Abstract:
Historically, the primary belief has been that asthma is an atopic disease with the strongest risk factor for developing asthma being exposure to an allergen. However, researchers have begun to question that long held belief and are beginning to study other postnatal environmental factors such as stress. Research delving into maternal postnatal distress and the subsequent effects seen upon the developing neonatal immune system as it pertains to asthma has gained momentum.
With that in mind, the focus of this research was 1) to determine if skin infections are more likely to be seen in young children who have been exposed to maternal distress, 2) to determine if skin infections in children from infancy to age 2 are associated with asthma, independent of atopic dermatitis, and 3) to determine if the association between early life skin infection and asthma was independent of recent stress biomarkers such as cortisol and dehydroepiandrostrone (DHEA). To meet the objectives listed above, the 1995 SAGE (Study of Asthma, Genes and the Environment) Manitoba birth cohort of 13980 children was used. Maternal postnatal distress, skin infection and atopic dermatitis in the infant, asthma at age 11 and other risk factors for asthma were derived from Manitoba’s health care databases. For objective 3, data on stress biomarkers (Cortisol/DHEA ratio) were obtained from the SAGE nested case-control study.

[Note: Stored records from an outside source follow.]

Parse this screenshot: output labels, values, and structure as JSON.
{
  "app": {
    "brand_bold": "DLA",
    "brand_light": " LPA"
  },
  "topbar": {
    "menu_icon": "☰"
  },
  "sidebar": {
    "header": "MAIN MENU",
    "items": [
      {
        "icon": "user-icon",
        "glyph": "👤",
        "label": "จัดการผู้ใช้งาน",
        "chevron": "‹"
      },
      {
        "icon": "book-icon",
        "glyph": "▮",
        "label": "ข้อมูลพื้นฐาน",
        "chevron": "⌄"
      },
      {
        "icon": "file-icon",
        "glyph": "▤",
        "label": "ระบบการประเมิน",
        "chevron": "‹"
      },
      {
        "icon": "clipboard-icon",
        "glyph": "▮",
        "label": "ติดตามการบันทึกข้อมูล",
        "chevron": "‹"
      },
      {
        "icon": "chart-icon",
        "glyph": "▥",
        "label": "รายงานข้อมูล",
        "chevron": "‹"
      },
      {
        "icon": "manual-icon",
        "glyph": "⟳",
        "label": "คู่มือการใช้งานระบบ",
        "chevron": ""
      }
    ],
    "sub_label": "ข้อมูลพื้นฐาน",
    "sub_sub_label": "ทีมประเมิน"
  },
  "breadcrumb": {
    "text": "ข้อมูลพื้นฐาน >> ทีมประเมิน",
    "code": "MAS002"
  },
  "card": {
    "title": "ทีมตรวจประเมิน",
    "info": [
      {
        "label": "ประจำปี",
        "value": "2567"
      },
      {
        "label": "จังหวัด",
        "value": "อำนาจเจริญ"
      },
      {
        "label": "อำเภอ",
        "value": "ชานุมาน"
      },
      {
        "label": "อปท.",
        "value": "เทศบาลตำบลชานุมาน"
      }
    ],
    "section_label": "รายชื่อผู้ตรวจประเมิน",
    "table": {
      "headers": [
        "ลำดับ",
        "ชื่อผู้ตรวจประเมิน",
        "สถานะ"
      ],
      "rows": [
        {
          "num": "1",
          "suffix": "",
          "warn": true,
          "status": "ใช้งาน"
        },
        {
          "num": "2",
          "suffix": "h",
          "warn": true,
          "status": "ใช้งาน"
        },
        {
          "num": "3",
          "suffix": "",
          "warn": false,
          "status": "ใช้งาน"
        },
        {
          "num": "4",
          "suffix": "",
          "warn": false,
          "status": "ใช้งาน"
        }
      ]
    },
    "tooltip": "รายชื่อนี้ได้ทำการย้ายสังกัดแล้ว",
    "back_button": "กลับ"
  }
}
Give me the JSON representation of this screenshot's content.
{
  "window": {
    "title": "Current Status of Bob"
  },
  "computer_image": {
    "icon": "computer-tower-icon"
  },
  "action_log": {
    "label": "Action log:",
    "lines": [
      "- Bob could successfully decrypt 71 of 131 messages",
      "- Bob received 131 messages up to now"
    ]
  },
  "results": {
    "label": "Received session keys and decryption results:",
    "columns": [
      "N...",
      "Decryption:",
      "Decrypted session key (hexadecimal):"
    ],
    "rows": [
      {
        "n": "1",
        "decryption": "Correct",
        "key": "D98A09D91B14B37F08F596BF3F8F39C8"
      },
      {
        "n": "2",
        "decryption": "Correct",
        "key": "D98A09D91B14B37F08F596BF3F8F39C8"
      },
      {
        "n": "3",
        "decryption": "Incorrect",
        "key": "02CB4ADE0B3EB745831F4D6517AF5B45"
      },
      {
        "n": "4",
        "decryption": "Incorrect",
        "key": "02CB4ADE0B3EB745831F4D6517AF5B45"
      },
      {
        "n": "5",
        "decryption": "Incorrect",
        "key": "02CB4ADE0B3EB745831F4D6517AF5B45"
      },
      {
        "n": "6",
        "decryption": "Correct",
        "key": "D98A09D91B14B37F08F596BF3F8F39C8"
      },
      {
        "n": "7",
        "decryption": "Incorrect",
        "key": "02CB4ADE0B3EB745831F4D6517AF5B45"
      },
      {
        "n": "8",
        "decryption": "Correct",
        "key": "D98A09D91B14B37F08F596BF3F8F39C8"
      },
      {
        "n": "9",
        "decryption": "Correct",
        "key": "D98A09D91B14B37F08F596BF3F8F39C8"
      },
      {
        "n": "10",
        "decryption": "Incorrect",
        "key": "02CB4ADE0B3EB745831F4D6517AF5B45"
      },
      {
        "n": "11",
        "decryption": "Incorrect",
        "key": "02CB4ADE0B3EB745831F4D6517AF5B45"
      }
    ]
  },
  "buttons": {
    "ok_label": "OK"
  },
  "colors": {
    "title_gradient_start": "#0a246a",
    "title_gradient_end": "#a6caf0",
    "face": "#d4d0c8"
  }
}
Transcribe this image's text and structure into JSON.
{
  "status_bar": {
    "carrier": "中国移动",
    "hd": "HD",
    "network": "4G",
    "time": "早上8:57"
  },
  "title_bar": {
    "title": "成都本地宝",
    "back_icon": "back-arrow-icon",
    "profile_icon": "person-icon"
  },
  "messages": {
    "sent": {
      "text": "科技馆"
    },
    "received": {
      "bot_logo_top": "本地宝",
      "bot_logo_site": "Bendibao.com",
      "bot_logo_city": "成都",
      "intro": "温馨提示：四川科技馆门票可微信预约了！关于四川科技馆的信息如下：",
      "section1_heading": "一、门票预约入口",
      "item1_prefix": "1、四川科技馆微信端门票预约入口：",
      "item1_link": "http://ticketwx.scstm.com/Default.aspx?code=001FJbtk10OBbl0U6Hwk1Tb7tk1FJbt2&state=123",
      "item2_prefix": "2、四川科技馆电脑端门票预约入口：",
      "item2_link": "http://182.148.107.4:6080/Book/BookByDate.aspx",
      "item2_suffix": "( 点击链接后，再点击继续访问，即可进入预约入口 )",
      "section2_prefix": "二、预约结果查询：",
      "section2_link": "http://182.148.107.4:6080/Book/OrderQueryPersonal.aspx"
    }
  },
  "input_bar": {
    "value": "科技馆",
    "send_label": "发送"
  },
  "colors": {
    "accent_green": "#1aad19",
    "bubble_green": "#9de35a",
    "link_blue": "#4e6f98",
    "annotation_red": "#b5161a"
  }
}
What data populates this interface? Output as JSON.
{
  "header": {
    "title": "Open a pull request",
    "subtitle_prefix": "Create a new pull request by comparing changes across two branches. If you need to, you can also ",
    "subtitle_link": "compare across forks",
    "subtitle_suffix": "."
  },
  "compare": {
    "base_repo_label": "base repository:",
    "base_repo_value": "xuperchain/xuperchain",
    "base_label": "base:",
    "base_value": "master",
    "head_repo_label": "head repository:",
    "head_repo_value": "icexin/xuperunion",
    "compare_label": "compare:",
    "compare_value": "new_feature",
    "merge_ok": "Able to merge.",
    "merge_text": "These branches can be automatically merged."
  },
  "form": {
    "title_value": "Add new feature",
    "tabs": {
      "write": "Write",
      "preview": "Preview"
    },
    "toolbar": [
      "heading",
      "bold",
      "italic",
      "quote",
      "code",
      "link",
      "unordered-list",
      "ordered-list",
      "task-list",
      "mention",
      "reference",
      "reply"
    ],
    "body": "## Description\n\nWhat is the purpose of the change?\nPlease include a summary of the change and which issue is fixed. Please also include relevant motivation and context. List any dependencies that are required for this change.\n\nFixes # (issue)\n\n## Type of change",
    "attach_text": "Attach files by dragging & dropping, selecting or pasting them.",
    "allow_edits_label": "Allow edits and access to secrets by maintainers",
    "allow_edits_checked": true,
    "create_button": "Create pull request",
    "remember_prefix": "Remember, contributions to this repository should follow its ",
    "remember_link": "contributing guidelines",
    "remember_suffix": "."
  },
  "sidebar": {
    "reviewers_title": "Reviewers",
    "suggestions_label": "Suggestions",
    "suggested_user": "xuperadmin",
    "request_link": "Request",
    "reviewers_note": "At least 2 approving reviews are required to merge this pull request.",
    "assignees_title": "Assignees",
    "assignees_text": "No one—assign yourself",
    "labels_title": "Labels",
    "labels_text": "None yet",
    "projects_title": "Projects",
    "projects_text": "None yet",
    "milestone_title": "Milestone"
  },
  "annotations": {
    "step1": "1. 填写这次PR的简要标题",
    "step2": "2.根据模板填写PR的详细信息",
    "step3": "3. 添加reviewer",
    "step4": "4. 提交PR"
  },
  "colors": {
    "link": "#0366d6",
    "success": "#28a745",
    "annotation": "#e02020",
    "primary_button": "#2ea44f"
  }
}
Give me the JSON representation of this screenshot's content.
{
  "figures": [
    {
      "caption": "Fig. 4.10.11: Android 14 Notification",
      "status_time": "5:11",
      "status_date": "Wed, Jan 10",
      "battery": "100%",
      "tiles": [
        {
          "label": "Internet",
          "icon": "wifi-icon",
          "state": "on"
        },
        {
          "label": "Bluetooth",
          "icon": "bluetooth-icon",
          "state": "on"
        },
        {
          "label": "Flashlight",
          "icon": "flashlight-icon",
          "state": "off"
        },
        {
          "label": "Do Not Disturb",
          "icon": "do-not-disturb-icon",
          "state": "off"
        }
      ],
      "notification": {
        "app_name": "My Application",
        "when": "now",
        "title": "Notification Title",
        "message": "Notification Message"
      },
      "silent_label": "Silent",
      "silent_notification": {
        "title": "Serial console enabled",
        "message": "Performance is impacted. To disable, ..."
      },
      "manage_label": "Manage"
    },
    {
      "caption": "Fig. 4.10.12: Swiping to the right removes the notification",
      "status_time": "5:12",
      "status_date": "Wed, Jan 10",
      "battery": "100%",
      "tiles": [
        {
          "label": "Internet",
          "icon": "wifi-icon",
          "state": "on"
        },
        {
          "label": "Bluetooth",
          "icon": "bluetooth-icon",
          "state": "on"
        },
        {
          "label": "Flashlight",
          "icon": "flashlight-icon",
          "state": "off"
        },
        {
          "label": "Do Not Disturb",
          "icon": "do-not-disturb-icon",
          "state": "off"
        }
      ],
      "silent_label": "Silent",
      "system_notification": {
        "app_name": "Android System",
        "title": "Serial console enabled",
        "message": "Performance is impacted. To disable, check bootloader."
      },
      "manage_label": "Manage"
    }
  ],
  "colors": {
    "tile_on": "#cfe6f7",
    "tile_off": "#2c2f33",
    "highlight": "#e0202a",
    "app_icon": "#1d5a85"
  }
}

Multivariable logistic regression analysis confirmed the first objective that skin infections (adj. OR 1.25, 95% CI 1.13-1.39) and or atopic dermatitis (adj. OR 1.46, 95% CI 1.26-1.70) seen in children from birth to age 2 could be used as indirect markers of stress. The second objective determined that children who exhibited an early skin infection, from birth to age two, were at an increased risk for developing asthma by age 11 independent of atopic dermatitis. However, this finding was dependent upon frequency of health care use. Those children that exhibited an early skin infection and had less than 24 health care visits over 7 years were 1.33 times (95% CI 1.01-1.75) more likely to acquire asthma by age 11 than those who did not have an early skin infection. Children with fewer health care visits were 1.44 times more likely to have asthma. The third objective was not met because the association between early skin infection and asthma was not independent of the Cortisol/DHEA ratio. However, the univariate results for skin infection in the nested case-control study were not significant. The findings of this thesis may be used by family physicians or paediatricians when looking for tangible markers that may indicate infants at risk for developing asthma by school age.